Until '95, Punch was working 60 to 80 hours a week as an emergency room director. Even when he wasn't on duty, he was in charge of 14 physicians, and one year he served as chief of staff at his hospital. On weekends, he donned his ESPN garb.

"I guess I had the philosophy that he who works the hardest and makes the most money wins. Well, I found that is a fallacy. In my years in the emergency room, I heard the last words of a lot of people. In their last breath, no one ever complained that they wished that could have worked one more day. They always said they wished they had taken more time to enjoy life and spend time with family and friends."

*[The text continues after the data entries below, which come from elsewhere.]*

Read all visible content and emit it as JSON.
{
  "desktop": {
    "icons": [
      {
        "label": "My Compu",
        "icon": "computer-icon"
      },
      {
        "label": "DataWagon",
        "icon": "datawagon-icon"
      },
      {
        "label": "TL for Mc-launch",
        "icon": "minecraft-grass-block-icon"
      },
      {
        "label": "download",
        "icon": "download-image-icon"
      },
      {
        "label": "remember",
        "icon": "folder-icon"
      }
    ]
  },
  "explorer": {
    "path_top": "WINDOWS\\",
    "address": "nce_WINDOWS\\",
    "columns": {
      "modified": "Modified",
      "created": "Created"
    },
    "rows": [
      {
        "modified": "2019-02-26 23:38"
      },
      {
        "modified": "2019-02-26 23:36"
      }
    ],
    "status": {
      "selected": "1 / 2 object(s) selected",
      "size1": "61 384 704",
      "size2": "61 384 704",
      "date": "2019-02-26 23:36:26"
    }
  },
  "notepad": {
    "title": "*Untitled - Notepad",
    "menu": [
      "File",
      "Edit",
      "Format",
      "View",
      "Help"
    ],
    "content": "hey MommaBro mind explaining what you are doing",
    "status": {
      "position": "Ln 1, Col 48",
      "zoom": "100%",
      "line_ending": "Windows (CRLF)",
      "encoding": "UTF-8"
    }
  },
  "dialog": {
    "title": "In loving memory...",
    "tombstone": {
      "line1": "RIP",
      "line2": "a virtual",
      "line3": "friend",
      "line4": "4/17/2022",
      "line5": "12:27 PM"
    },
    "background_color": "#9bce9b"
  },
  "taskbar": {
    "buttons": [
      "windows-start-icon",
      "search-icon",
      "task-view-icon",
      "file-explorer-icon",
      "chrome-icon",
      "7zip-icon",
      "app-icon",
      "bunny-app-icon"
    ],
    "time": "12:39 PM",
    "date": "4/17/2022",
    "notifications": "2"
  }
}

He says most emergency room doctors burn out.

"Research has shown the average trauma physician's career lasts between 8 1/2 to 10 1/2 years," he said. "It's not like on the TV show 'ER.' That's too clean, too sterile of a setting, too laid-back compared to the way a real trauma center works. In a real ER, there is no time to get involved in anyone's social life.

"When I was at the height of working both jobs, one of my older sons, when he was little, thought I worked for Delta Airlines, and the younger one thought I worked in the wooden box in the living room."

These days, Punch lives with his wife Joni, 5-year-old daughter Jessica, and 15-month old son Logan in Cornelius, N.C., outside Charlotte. He seems to be making all the right decisions, including taking the 60 Freeway instead of the 10 on his way to Ontario Wednesday night.


Fox's attitude about regional sports coverage seems to be working. Nielsen ratings for March show that Fox Sports West is tied for second with A&E and HBO among cable channels in Los Angeles with an average rating of 1.5. Nickelodeon is the leader at 1.7. Fox Sports West averaged a 1.2 for March 1998.


Gary Sheffield talks about the Dodgers' lack of attitude on "Goin' Deep" on Fox Sports West Sunday at 9 p.m.

"When I used to come in and play against the Dodgers, they never put any fear in us," he tells interviewer Chris Myers. "As a team, we felt we could just walk over these guys because they would lay down eventually. And they did.

"When I became a Dodger, that was one of the things that I addressed when I got here. . . . We can't have that same laid-back attitude."